Açıklamalara bakıldığında yaşanan tartışmanın ciddi hasarları
var. Ancak Sağlar’ın disipline sevkini görüşen Parti Meclisi’ndeki
oylama sonucu partiye CHP liderinin hakim olduğunun da göstergesi
oldu. Eğer bu tartışma parti yönetimine bir bayrak açmaya
dönüşseydi Parti Meclisi’nde alınan karar da Kılıçdaroğlu’nun ihraç
talebinin reddi veya daha farklı bir ceza talebi olurdu. 38’e 19 oy
“Bu tartışma fayda getirmez. Şimdilik böyle devam” mesajı olarak
okundu.
Peki bundan sonra ne olacak?
Aslında bu tartışmalar nedeniyle çok görünmedi ama “Asıl
yapmamız gereken bu yüzde 49 cephesini korumak ve daha da büyütmek”
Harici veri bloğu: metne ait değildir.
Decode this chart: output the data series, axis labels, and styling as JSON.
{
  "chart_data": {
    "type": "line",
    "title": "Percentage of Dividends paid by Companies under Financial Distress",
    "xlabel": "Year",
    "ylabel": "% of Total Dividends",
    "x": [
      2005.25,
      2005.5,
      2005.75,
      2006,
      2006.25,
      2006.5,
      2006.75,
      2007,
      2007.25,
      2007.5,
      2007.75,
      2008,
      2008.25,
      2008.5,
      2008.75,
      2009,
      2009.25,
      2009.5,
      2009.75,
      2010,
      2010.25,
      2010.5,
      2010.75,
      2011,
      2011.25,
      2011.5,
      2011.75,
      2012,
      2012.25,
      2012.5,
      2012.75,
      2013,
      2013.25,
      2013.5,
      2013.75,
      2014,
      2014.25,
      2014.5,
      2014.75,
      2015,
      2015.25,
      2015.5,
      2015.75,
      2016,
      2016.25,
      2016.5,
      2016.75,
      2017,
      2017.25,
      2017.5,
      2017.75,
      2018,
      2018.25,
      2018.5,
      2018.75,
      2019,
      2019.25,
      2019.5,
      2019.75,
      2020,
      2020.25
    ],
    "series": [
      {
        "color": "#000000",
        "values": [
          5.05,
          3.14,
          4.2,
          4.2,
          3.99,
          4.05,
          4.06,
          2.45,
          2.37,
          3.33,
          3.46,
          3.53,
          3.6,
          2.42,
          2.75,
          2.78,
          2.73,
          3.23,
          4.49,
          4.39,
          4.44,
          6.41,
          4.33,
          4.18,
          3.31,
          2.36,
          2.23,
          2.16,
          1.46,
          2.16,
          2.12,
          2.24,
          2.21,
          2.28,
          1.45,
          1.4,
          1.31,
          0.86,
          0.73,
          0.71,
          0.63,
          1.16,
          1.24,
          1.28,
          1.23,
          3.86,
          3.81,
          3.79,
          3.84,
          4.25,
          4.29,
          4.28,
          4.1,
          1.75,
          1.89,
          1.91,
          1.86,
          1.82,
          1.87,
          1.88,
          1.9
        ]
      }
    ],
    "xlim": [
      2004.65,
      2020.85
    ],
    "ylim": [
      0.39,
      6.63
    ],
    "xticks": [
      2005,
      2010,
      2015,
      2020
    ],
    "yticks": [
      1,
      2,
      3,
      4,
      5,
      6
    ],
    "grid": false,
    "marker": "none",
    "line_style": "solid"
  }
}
kararı doğrultusunda temaslar başladı. CHP lideri Kılıçdaroğlu’nun
talimatı doğrultusunda parti yöneticileri ile milletvekilleri iki
haftadır sivil toplum örgütlerini, sendikaları ziyaret ederek
bundan sonraki sürece dair değerlendirmeler yapıyor. Hayır
cephesinin öne çıkan emek örgütleri DİSK, KESK, TMMOB ve TTB
Başkanlarının Kılıçdaroğlu’nu ziyareti de bu çerçevede
önemliydi.
Referandum boyunca Hayır cephesinde yer alan siyasi partiler ve
Meral Akşener’in aralarında bulunduğu öne çıkan isimlerle
referandum sonrası temasların da sürdüğü biliniyor. Bu temaslar bu
haftadan sonra daha görünür olacak. İlk olarak Saadet Partisi Genel
Başkanı Temel Karamollaoğlu ile görüşülecek, ardından diğer
oluşumlarla.
Kılıçdaroğlu’nun referandum sonucunda ortaya çıkan yüzde 49’u
korumak ve büyütmek hedefi doğrultusunda yapacağı bu görüşmelerde
bazı önerilerde de bulunması bekleniyor.
İç tartışmalar bir yana CHP’nin önündeki en önemli sorun bir
sürpriz olmazsa 2019 yılında yapılacak seçimler öncesi
iki yılı en iyi şekilde yönetmek gibi görünüyor.